Roma Un balletto di maschere, con nomi diversi ma in fondo sempre uguali, come nella commedia dell'arte. C'è pure questo nell'inchiesta che ha portato ieri all'arresto di Raffaele Marra, il fedelissimo scudiero che Virginia Raggi ha difeso con il suo corpo fino all'estrema ratio, le manette. Con lui è finito in cella anche un costruttore con le mani sui mattoni della Roma che conta, inclusi i palazzi che ospitavano gli uffici dei parlamentari: erano tutti suoi, finché non è scoppiata la polemica per i costi. E nelle carte dell'inchiesta c'è un altro nome che evoca scenari da «romanzo capitale»: quello di Manlio Vitali, detto er Gnappa, noto alle cronache per le scorribande con la più nota consorteria criminale del Tevere e dintorni: la banda della Magliana. Quelli di «pijamose Roma».
A quanto pare se la sono presa e non l'hanno mollata più questa povera città. E nelle loro avventure, che prima o poi finiscono sempre nelle pagine dei giornali o dei libri, c'è in abbinamento un'altra serie di personaggi, tutti simili. Il boss, l'affarista, il burocrate. Vi ricordano qualcosa? Per carità, ci sono mille differenze. I reati contestati sono diversi, le situazioni forse pure. Ma anche nell'inchiesta Mafia capitale, la cui eco non si è ancora spenta in tribunale, c'era un affarista, quel Salvatore Buzzi la cui assidua frequentazione dei palazzi del potere si pesava in appalti. C'era l'uomo di potere, il burocrate non eletto, come Raffaele Marra che «non è un politico» ha sottolineato la stessa Raggi: Luca Odevaine, il tuttofare in grado di pilotare la nave dei politici negli ardui marosi della burocrazia amministrativa. E c'era, c'è sempre, un boss della Magliana. Allora era «er Cecato», Massimo Carminati (il «Nero» nella fiction di Romanzo criminale). Oggi Manlio Vitale, detto «er Gnappa», uno specialista della ricettazione di refurtiva che ha vissuto tutta l'epopea criminale di Roma, dal clan dei Marsigliesi fino alla Banda della Magliana. Un nome che, coincidenza, è di certo ben noto a Massimo Carminati. Per quel che si sa dell'inchiesta al momento il suo ruolo è solo incidentale. È seguendo lui che i carabinieri arrivano a Scarpellini. E anche qui torna un'eco della nascita dell'inchiesta su Mafia capitale.
Alla fine del filo tirato dal boss i carabinieri hanno trovato Scarpellini, uno dei più noti «palazzinari» della capitale. Uno che, quando scoppiò la polemica per i 370 milioni di affitto pagati in tanti danni dalla Camera, ebbe la sfacciataggine di ammettere: «Durante la campagna elettorale vengono qui bianchi, rossi e verdi e noi un contributo lo diamo sempre.
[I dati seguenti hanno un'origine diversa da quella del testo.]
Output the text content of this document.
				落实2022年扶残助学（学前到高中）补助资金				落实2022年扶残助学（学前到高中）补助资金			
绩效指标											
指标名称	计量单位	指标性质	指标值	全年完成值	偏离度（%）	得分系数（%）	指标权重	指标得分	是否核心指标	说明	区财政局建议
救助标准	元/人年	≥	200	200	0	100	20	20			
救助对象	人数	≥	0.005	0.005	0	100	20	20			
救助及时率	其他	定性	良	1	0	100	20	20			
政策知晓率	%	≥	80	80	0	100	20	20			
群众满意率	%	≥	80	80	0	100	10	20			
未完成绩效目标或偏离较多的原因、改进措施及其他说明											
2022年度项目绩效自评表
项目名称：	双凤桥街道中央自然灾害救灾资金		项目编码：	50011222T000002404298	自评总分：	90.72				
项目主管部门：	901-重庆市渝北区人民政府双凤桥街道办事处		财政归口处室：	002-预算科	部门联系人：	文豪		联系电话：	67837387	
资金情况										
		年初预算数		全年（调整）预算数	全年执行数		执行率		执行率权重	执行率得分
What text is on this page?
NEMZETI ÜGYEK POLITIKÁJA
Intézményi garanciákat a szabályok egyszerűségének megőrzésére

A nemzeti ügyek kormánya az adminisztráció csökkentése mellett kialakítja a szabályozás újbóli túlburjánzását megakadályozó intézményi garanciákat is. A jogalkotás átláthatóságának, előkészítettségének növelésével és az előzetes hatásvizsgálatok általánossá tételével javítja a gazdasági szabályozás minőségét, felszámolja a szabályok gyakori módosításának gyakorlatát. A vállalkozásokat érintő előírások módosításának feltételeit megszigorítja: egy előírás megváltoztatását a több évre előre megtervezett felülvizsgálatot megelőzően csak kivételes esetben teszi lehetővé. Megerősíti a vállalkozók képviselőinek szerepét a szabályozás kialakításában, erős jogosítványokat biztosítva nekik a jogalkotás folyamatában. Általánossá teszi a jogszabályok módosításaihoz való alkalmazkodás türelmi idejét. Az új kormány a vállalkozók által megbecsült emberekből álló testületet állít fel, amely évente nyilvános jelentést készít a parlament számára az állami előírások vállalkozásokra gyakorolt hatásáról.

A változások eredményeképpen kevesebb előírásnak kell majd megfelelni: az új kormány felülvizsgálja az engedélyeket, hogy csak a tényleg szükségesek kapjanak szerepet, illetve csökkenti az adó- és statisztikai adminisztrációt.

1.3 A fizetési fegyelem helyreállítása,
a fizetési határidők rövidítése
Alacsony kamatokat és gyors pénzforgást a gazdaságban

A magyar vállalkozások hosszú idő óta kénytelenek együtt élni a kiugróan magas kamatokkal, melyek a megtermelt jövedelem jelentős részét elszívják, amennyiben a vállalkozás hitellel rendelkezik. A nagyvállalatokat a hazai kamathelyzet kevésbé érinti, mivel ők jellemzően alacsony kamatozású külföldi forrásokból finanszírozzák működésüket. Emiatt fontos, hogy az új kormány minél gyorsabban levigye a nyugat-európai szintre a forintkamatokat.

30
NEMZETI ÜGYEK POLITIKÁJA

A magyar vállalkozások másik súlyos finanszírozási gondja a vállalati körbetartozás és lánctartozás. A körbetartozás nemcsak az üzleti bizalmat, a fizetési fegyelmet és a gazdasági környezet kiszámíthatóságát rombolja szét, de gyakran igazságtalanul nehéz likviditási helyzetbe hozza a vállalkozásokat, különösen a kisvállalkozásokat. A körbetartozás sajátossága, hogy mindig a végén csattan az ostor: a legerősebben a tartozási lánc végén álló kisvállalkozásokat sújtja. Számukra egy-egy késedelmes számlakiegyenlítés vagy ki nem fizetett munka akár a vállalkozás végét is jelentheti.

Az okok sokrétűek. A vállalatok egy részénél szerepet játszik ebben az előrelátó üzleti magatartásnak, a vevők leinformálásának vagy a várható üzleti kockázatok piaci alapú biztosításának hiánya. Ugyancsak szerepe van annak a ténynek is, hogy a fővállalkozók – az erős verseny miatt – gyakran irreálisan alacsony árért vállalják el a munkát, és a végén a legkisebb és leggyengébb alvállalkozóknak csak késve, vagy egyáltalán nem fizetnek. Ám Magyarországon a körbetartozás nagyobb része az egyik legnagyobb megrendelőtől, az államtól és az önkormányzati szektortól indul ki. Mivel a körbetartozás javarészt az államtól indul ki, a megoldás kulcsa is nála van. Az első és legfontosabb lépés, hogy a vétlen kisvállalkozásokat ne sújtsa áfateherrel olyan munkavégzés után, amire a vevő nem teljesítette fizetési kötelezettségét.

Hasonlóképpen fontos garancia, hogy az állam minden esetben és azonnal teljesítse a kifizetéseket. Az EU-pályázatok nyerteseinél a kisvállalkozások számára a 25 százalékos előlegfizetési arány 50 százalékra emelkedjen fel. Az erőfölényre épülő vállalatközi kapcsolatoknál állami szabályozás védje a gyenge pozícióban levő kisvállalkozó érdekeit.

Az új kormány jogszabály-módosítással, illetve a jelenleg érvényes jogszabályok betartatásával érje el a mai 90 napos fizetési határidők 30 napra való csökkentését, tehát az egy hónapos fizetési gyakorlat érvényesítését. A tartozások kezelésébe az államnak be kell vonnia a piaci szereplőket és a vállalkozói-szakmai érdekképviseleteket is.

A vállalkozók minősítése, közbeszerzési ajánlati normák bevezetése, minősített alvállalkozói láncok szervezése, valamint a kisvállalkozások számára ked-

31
A tutti. Gli imprenditori romani fanno così». Ed è a lui che Marra chiedeva aiuto per cercare di fermare la campagna stampa che lo stava demolendo. Marra, ex finanziere con la passione per la politica che, smessa la divisa, trovò subito spazio in quella accogliente greppia che è l'Unire, l'ente per lo sviluppo delle razze equine, allora guidato da un manager vicino a Gianni Alemanno, Franco Panzironi. Un legame mal digerito da alcuni grillini, ma evidentemente non dalla Raggi, che se lo prese come vice capo di gabinetto.
L'uomo che comandava davvero, secondo Carla Raineri, il capo di gabinetto che si è dimessa e ha denunciato il malaffare. In nessun posto come a Roma la politica segue la legge di Lavoisier: qui nulla si crea e nulla si distrugge. Tutto è eterno. Una maledizione.